А сейчас двое толстобрюхих идут уже вровень. У Берты появилось второе дыхание. Отважная женщина. Жанна д'Арк шамовки! Она обнаруживает в себе скрытые ресурсы и продолжает борьбу. Она не желает быть побеждённой. От неё зависит равенство французской женщины, может быть, даже её избирательное право! Она это чувствует! На неё это действует как допинг! Нация, в которой женщина подчиняется мужчине, — вырождающаяся нация. Она не имеет права уступить. Она дойдёт до конца без соли Эно, без таблеток «алка-зельтцер» и даже без чайной ложечки бикарбоната. Честный поединок, одним словом! Она не хочет быть обязанной допингу. Если она победит, то без хитростей, а если проиграет, то гордо подняв голову со шлемом!

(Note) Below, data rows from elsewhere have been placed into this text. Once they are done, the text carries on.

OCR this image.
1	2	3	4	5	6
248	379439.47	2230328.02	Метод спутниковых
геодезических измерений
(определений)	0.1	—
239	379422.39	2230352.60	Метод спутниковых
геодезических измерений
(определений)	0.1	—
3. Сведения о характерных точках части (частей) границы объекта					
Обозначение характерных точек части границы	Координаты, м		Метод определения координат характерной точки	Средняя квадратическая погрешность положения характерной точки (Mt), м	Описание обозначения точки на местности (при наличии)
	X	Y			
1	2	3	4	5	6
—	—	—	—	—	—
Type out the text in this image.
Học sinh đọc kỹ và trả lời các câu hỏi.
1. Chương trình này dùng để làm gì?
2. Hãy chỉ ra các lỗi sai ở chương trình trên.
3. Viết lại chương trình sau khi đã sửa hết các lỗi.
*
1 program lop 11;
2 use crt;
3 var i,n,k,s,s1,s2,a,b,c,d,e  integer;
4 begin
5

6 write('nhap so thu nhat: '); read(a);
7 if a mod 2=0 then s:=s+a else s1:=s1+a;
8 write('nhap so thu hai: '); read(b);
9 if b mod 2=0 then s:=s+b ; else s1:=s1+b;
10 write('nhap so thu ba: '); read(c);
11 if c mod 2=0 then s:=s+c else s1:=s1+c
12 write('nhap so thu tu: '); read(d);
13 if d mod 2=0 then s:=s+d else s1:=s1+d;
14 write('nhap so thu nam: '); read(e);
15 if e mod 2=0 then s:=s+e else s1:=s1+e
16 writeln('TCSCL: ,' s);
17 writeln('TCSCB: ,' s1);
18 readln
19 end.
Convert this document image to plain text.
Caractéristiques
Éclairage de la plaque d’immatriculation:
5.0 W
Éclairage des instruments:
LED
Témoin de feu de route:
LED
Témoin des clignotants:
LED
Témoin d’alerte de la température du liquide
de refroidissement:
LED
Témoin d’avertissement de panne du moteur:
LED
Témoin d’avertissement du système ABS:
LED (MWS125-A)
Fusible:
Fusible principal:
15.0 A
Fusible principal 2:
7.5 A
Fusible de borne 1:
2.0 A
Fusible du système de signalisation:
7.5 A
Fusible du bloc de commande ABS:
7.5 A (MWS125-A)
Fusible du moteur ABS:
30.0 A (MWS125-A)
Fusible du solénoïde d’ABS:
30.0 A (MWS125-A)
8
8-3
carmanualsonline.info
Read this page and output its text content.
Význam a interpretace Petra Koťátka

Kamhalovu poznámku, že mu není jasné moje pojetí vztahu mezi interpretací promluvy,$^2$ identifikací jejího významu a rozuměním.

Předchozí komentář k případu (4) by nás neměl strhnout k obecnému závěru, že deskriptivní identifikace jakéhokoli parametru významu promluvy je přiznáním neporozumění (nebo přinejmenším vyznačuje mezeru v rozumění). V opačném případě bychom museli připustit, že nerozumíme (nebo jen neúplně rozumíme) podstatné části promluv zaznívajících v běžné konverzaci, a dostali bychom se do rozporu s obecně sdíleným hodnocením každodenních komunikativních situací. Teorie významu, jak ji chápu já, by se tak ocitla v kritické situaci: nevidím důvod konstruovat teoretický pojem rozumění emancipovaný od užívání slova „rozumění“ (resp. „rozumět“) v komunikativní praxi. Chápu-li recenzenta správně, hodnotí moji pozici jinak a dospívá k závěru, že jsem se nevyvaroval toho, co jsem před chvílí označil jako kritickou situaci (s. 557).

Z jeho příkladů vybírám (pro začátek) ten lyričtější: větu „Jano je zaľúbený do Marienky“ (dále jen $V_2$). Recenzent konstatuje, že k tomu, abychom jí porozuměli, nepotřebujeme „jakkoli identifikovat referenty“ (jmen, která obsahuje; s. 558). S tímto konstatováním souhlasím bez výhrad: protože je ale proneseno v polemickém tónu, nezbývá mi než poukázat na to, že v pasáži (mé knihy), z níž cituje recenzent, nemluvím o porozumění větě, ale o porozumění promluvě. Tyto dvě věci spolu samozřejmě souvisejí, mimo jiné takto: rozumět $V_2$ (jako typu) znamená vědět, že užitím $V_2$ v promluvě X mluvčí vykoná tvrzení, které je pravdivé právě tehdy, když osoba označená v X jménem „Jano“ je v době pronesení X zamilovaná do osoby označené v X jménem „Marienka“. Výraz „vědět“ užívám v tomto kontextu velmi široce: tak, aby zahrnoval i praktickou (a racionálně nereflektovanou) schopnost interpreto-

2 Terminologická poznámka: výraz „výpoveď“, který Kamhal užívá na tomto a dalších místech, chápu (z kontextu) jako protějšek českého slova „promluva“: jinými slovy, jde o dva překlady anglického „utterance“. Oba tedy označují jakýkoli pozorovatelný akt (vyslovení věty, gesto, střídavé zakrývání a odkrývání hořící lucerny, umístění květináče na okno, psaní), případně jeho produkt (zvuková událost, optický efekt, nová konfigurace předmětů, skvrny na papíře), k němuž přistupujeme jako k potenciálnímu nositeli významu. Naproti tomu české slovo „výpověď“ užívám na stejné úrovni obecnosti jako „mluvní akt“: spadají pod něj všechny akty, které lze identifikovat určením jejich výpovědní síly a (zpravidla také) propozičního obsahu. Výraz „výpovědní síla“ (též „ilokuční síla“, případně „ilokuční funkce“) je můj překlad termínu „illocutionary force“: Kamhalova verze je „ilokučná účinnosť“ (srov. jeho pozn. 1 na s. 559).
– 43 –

Берю делает знак, чтобы ему дали выпивки. Верные слуги наливают стакан водки. В промежутке между двумя тостами он опорожняет его. На какое-то мгновение Берта подумала, что он сдал, что он сложил с себя сан, что водка — это признак слабости, но она не знает, что такое «Смирнофф».

В одно мгновение наш друг стал как огурчик. На этот раз он делает отчаянный рывок. Тосты исчезают как плоские устрицы. Берта даёт себя обойти. Она трескает всё медленнее и медленнее. В её земснаряде что-то заедает. Шестерни не прокручиваются. Дело не в смазке, о нет, жира ей не занимать. Весь ужас в том, что ей не хватает воздуха. Да и настроение уже не то. Когда падает дух, вся жизненная система оказывается под угрозой, сынки мои! Отключается энергия. Плоть трепещет и ослабевает. Как следствие, у вас кровоизлияние.